Stati Uniti, un Paese che non si riconosce più e che fa paura: sembra di essere in Iran

Sul Washington Post si racconta la storia di Rosales, un ventenne nato negli Usa, la famiglia regolare di origine messicana, che torna a casa dal parco spaventato, a Chicago, perché per strada gli agenti dell’immigrazione fermano tutti quelli che hanno tratti somatici come i suoi. Ha appunto i tratti di un “latinos”, quindi il suo destino è di essere fermato, portato in una cella, magari per quattro o cinque giorni finché non sarà verificata la sua “regolarità”. Alla madre racconta che non andrà più al parco. I diritti, negli Stati Uniti, sono sospesi se non sei bianco. I giornalisti del Washington Post, in una bella pagina di alcuni giorni fa, raccontano la paura costante degli “stranieri” regolarissimi negli Usa, del terrore nel camminare per strada ed incontrare l’ICE (Immigration and Customs Enforcement), appunto la polizia dell’immigrazione. Ma che Paese sono diventati gli Stati Uniti? E noi, in Italia, vogliamo imitarli?
Racconta ancora il quotidiano statunitense in quella pagina che lo studente liceale Reggie Robles, cittadino statunitense che aveva recentemente subito un intervento al cuore, è scappato dagli agenti federali il 3 ottobre, dopo aver sentito voci di agenti che stavano facendo “sparire le persone”. Robles si è nascosto in una lavanderia a gettoni: “Ho sempre pensato che se mi fossi fatto gli affari miei e non avessi infranto nessuna legge, sarei stato al sicuro. Ora non lo so”. Un’altra donna, Maria Diaz, cittadina statunitense nata in Messico e arrivata negli Stati Uniti da bambina, è stata arrestata dopo un raid dell’ICE, sempre il 3 ottobre 2025, mentre andava al lavoro.
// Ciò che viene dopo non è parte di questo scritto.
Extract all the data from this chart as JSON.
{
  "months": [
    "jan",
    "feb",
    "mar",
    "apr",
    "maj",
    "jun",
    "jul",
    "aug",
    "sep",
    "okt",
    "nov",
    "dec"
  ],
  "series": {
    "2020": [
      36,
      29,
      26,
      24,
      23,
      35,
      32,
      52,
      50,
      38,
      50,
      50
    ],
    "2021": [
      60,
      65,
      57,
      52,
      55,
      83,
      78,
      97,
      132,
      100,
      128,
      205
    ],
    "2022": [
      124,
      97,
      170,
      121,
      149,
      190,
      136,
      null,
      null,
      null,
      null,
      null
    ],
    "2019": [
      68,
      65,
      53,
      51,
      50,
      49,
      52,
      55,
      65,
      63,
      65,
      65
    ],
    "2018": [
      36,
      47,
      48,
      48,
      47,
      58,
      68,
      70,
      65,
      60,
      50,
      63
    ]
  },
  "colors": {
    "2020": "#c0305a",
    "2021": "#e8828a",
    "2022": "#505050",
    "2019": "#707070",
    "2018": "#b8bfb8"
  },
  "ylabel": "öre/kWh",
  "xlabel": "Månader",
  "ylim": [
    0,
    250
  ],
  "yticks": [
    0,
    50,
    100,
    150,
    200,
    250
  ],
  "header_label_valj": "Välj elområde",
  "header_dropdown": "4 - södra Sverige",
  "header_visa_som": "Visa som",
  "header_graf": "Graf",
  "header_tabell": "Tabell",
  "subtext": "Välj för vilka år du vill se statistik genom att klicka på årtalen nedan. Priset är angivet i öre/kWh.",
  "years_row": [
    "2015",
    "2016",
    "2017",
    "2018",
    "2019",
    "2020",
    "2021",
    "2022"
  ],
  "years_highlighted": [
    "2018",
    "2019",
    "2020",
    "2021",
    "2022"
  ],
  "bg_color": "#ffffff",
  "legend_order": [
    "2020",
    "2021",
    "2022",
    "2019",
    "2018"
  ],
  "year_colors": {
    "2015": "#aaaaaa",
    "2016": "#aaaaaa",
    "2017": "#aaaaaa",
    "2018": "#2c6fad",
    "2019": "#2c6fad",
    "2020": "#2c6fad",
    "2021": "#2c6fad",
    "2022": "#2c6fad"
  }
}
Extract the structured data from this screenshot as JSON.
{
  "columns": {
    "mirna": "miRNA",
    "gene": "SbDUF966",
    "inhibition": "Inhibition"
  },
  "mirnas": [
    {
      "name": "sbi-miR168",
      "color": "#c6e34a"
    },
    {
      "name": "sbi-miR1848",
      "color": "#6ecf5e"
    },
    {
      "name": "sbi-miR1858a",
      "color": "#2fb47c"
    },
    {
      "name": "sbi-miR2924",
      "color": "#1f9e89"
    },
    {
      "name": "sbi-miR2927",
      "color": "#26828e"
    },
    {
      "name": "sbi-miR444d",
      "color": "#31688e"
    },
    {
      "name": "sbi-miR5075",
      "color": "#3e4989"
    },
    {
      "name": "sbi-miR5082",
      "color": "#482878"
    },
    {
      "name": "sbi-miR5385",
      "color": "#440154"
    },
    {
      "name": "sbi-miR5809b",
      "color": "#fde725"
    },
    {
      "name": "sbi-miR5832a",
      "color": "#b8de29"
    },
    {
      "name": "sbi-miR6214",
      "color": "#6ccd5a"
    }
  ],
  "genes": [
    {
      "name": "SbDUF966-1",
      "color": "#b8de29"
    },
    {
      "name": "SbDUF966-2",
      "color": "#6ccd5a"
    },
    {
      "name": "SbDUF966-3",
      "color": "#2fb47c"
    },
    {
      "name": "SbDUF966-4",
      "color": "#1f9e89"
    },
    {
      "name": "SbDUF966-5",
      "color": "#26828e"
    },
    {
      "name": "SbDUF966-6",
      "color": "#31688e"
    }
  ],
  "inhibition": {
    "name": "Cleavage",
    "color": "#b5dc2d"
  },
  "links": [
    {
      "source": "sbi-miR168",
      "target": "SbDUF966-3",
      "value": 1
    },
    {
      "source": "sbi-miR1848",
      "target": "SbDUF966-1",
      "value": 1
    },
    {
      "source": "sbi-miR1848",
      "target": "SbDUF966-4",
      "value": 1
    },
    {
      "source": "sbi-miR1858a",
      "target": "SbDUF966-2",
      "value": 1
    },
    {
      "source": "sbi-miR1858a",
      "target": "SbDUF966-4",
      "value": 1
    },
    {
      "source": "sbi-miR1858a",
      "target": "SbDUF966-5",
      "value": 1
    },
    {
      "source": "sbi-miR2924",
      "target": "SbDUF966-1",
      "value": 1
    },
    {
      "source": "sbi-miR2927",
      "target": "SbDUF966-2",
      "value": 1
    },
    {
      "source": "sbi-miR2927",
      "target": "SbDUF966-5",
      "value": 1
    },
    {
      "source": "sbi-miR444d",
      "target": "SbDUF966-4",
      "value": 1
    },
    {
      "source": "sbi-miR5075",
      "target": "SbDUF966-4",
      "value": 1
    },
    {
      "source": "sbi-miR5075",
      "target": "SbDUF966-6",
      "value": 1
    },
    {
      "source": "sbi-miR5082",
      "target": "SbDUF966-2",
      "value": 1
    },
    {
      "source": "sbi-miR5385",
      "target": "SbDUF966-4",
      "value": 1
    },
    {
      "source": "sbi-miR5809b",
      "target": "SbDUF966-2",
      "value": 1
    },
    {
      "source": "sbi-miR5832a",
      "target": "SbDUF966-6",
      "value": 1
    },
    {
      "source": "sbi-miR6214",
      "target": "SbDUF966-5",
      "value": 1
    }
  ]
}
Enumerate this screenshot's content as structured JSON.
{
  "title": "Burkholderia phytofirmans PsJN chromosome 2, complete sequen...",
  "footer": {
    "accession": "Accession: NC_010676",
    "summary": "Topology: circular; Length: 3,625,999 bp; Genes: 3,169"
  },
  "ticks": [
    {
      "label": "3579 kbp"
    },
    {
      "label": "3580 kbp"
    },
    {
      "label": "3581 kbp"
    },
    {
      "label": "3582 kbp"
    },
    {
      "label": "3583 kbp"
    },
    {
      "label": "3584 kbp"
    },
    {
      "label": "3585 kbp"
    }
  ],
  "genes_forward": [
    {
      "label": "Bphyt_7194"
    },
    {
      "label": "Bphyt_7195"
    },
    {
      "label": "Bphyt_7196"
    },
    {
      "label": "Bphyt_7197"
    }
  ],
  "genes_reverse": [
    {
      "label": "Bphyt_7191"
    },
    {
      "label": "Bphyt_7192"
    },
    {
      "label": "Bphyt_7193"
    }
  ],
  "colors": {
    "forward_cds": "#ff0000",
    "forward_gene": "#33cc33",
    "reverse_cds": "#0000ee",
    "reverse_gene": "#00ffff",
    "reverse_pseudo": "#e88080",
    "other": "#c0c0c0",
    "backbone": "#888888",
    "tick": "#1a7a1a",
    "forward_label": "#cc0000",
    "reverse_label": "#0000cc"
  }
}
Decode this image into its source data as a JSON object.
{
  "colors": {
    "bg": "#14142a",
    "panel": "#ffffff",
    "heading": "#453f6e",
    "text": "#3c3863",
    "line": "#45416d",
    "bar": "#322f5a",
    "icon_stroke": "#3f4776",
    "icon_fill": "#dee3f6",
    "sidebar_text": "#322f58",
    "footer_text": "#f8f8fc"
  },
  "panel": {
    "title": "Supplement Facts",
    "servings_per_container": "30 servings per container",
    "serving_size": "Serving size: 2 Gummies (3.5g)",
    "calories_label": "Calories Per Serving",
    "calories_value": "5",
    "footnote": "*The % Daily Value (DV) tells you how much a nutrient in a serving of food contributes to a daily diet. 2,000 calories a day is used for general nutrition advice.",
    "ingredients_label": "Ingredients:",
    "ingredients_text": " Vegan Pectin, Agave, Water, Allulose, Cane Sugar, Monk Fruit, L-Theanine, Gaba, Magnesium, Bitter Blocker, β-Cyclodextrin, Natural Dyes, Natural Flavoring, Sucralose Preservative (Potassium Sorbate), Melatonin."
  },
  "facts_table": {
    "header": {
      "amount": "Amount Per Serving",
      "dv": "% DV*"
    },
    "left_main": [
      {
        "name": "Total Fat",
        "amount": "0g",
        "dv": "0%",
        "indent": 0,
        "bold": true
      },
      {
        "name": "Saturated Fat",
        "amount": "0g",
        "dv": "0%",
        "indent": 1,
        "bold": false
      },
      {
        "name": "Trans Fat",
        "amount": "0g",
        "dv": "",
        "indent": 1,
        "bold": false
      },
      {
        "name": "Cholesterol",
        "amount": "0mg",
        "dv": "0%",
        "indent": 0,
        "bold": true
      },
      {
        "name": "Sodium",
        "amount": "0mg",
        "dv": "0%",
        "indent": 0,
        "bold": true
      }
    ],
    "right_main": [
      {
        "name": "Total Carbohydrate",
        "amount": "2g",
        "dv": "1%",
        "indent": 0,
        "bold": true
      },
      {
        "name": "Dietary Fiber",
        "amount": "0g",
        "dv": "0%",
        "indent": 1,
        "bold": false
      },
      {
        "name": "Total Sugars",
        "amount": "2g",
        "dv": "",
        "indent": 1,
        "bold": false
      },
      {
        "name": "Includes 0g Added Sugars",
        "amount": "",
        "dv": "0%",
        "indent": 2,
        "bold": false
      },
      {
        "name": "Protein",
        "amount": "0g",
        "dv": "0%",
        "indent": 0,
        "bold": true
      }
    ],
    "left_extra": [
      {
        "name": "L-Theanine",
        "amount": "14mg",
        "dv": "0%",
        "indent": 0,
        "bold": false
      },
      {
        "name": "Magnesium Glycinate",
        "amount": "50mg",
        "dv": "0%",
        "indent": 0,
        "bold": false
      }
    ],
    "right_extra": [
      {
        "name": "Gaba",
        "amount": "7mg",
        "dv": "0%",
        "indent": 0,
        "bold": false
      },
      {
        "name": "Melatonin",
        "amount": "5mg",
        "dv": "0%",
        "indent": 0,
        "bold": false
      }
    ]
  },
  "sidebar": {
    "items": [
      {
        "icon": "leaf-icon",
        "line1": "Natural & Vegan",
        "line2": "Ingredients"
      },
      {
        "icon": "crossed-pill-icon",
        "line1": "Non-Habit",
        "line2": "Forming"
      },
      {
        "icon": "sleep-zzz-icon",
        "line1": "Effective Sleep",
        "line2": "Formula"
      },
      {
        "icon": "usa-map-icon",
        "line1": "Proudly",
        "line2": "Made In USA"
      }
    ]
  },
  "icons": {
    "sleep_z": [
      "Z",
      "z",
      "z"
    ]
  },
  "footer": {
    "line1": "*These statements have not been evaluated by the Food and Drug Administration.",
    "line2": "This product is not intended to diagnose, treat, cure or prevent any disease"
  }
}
Nonostante abbia detto agli agenti di essere cittadina statunitense, l’hanno arrestata e trattenuta per 12 ore prima di rilasciarla. Diaz è tornata al lavoro ma è “traumatizzata” e si sente ancora come se dovesse “guardarsi alle spalle”, tanto da considerare di lasciare Chicago.
Leggo da Open: “La nuova proposta dello U.S. Customs and Border Protection prevede la raccolta di un’ampia quantità di dati personali, inclusa la revisione fino a cinque anni della loro attività sui social. Protestano le associazioni del settore turistico. I viaggiatori provenienti da Paesi come Italia, Regno Unito, Francia, Germania, Corea della Sud e da tutte le altre nazioni aderenti al Visa Waiver Program potrebbero presto essere sottoposti a controlli molto più invasivi prima di entrare negli Stati Uniti. Una nuova proposta di U.S. Customs and Border Protection (C.B.P.), depositata nel Federal Register, prevede infatti la raccolta di un’ampia quantità di dati personali, inclusa la revisione fino a cinque anni della loro attività sui social media
Attualmente, chi viaggia nell’ambito del Visa Waiver può restare negli Stati Uniti fino a 90 giorni senza un visto, purché richieda online l’autorizzazione Esta, valida due anni e ottenibile fornendo informazioni di base e pagando una tariffa di 40 dollari. Con la nuova proposta, però, l’iter cambierebbe radicalmente, scrive il New York Times. Ai richiedenti potrebbe essere infatti chiesto di dichiarare tutti gli account social utilizzati negli ultimi cinque anni, gli indirizzi email dell’ultimo decennio e i dati anagrafici completi di familiari diretti, inclusi genitori, coniugi, fratelli e figli.
Ma che Paese sono diventati gli Stati Uniti?